Louisiana turkey hunters harvest most birds since reports began in 2009, LDWF announces – Mississippi’s Best Community Newspaper
Louisiana’s 2022 turkey harvest was the best since harvest reports began in the state in 2009, the Louisiana Department of Wildlife and Fisheries said, with hunters taking 2,846 birds to 1,886 in 2021, an improvement of 50.9%. Four of these birds were captured in Concordia Parish.
Harvesting is based on tag validation data, required by all turkey hunters.
In 2018, the turkey season opening was moved later in an effort to potentially increase breeding and recruitment. This year is the first significant increase in the reported harvest, according to the data, since then.
“Hopefully this increased level of harvest will be maintained or improved in the years to come,” said Cody Cedotal, LDWF Small Game Program Manager. “This would indicate an increase in populations in many parts of the state and may provide evidence that the change in season is working.
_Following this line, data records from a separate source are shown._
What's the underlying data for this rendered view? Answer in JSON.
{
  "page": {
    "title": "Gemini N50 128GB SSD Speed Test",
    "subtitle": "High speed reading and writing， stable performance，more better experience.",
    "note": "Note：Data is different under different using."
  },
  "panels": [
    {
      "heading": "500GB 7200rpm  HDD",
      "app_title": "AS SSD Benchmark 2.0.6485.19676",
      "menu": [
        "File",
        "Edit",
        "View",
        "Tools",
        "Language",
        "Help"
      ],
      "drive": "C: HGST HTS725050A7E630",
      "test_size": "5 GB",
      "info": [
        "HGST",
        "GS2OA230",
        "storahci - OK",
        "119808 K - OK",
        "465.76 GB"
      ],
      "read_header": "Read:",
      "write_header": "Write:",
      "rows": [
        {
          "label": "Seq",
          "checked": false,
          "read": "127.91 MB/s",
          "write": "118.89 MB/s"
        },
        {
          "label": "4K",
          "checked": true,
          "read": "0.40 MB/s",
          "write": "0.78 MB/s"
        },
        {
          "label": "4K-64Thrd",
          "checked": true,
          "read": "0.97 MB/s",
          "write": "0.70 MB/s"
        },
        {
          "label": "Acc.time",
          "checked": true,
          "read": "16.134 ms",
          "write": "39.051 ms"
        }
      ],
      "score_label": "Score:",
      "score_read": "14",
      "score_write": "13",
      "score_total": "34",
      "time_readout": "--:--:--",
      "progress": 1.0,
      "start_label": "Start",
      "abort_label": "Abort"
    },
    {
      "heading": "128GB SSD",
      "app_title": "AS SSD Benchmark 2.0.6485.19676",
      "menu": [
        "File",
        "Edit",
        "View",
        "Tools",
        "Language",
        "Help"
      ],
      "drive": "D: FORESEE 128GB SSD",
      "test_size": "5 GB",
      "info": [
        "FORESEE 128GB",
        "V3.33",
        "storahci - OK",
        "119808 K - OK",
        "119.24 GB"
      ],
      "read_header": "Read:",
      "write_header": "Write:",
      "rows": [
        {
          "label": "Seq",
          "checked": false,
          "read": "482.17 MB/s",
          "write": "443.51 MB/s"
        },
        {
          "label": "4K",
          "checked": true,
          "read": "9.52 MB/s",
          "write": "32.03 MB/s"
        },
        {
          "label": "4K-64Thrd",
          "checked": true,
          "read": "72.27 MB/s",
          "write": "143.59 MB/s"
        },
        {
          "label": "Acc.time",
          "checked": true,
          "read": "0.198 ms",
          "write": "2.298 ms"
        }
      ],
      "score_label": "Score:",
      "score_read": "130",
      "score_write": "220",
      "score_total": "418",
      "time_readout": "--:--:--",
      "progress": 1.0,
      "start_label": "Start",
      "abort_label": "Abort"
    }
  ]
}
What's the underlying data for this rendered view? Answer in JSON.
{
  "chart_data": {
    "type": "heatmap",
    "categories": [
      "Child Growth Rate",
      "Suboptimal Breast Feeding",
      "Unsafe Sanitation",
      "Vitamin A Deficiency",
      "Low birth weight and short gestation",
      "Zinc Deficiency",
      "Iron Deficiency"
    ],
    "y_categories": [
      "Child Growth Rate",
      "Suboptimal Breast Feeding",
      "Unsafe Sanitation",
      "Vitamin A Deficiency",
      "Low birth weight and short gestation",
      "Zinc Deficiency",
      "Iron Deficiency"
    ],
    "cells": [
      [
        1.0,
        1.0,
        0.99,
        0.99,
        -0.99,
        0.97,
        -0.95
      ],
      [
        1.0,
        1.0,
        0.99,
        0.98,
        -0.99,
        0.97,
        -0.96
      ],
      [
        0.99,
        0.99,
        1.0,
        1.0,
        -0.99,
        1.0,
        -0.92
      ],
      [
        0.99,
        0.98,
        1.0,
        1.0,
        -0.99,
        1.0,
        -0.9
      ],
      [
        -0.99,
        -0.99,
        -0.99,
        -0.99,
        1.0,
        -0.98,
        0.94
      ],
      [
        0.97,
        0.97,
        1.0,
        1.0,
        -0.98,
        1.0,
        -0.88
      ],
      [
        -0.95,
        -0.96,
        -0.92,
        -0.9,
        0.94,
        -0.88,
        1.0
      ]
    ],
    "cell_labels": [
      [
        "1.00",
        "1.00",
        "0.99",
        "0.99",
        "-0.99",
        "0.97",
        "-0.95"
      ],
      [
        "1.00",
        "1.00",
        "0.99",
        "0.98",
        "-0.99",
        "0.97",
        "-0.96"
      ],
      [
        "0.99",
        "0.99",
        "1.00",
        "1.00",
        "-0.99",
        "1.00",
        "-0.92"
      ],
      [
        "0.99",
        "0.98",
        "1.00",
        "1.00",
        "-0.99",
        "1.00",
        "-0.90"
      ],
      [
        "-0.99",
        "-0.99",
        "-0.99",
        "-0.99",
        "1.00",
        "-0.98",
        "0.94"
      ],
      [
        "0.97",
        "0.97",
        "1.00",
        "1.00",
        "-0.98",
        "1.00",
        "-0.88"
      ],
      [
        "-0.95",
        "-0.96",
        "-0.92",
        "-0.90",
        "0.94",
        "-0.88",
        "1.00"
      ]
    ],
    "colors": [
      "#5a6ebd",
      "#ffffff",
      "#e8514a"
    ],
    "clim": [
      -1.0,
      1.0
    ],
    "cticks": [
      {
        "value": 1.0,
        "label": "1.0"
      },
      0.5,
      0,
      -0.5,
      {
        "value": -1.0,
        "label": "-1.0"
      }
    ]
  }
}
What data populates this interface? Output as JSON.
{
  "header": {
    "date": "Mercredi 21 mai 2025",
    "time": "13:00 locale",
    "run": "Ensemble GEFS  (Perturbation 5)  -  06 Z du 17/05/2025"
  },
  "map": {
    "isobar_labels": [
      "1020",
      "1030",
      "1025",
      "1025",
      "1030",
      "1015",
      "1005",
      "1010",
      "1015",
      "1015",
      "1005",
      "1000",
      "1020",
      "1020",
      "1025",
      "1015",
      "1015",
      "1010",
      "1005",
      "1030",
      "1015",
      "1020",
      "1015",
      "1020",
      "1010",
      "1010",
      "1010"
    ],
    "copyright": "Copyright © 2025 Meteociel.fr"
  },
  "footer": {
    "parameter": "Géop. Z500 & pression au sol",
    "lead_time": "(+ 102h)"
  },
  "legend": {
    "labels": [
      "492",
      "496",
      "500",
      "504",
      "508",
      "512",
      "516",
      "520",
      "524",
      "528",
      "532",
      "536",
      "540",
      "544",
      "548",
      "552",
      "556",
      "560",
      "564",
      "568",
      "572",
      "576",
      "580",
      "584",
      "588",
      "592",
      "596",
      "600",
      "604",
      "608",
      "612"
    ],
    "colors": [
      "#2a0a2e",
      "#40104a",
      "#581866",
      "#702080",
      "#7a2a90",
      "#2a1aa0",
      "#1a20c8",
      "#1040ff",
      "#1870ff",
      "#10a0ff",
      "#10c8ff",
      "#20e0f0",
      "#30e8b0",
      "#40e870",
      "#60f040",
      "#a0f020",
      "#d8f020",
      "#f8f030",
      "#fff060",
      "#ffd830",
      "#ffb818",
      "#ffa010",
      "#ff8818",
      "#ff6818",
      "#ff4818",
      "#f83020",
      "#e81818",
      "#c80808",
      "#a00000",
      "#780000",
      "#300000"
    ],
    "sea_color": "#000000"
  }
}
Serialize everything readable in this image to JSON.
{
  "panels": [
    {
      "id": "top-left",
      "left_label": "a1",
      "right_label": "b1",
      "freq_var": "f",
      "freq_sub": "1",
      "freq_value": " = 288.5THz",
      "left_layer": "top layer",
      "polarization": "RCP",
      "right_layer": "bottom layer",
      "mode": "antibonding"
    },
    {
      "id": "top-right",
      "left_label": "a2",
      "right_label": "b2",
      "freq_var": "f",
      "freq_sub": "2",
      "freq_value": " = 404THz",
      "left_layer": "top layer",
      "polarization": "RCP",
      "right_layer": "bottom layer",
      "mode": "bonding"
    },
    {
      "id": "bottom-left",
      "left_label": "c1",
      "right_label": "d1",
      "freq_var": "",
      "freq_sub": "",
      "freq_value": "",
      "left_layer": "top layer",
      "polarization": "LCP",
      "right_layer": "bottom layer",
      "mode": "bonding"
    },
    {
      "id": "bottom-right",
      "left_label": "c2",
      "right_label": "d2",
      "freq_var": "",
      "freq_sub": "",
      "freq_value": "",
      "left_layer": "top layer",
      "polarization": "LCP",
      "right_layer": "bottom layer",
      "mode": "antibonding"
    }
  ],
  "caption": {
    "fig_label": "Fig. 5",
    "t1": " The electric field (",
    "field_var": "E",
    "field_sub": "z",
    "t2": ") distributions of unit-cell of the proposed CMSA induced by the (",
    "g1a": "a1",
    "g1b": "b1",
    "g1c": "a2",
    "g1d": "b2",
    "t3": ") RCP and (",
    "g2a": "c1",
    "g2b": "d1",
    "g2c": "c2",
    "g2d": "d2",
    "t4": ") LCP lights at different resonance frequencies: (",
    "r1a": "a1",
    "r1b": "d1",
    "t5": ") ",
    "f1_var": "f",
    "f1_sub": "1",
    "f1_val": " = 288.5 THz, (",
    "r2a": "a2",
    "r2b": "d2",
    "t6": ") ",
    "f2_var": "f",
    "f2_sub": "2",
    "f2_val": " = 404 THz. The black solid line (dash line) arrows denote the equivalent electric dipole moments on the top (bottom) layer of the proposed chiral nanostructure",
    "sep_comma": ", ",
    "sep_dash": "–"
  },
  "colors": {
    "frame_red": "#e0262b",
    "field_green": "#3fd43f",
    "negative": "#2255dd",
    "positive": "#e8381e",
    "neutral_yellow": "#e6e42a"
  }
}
Ideal weather conditions on the first three weekends of the season, combined with relatively good breeding in parts of the state over the past two years, are likely contributing factors to the increased harvest.
The season started with good weather and an above average harvest reported during the youth weekend and the first two weeks of the season. Even with less than optimal hunting weather over the past two weeks, reported turkey harvests for those weeks are up slightly from previous years’ reports for the same time periods.
Season ratings received from hunters ranged from poor to very good. Many hunters reported increased encounters with jakes, which is an indicator of moderate to good breeding. Similar reports were noted in 2020 and 2021.
Upcoming results from the 2021/2022 Louisiana Big and Small Game Harvest Survey will compare the estimated harvest generated from this survey and assess hunter effort for the 2022 season.
“So far, the results indicated by the reported harvest are extremely encouraging,” Cedotal said. “Even more encouraging is the general dry weather recorded throughout April, potentially creating good nesting and brood-rearing conditions. Hopefully this trend will continue through May and June. Good quality is also essential for the long-term sustainability of turkey populations, so work with your local LDWF biologist and see if additional habitat improvements can be made on your property.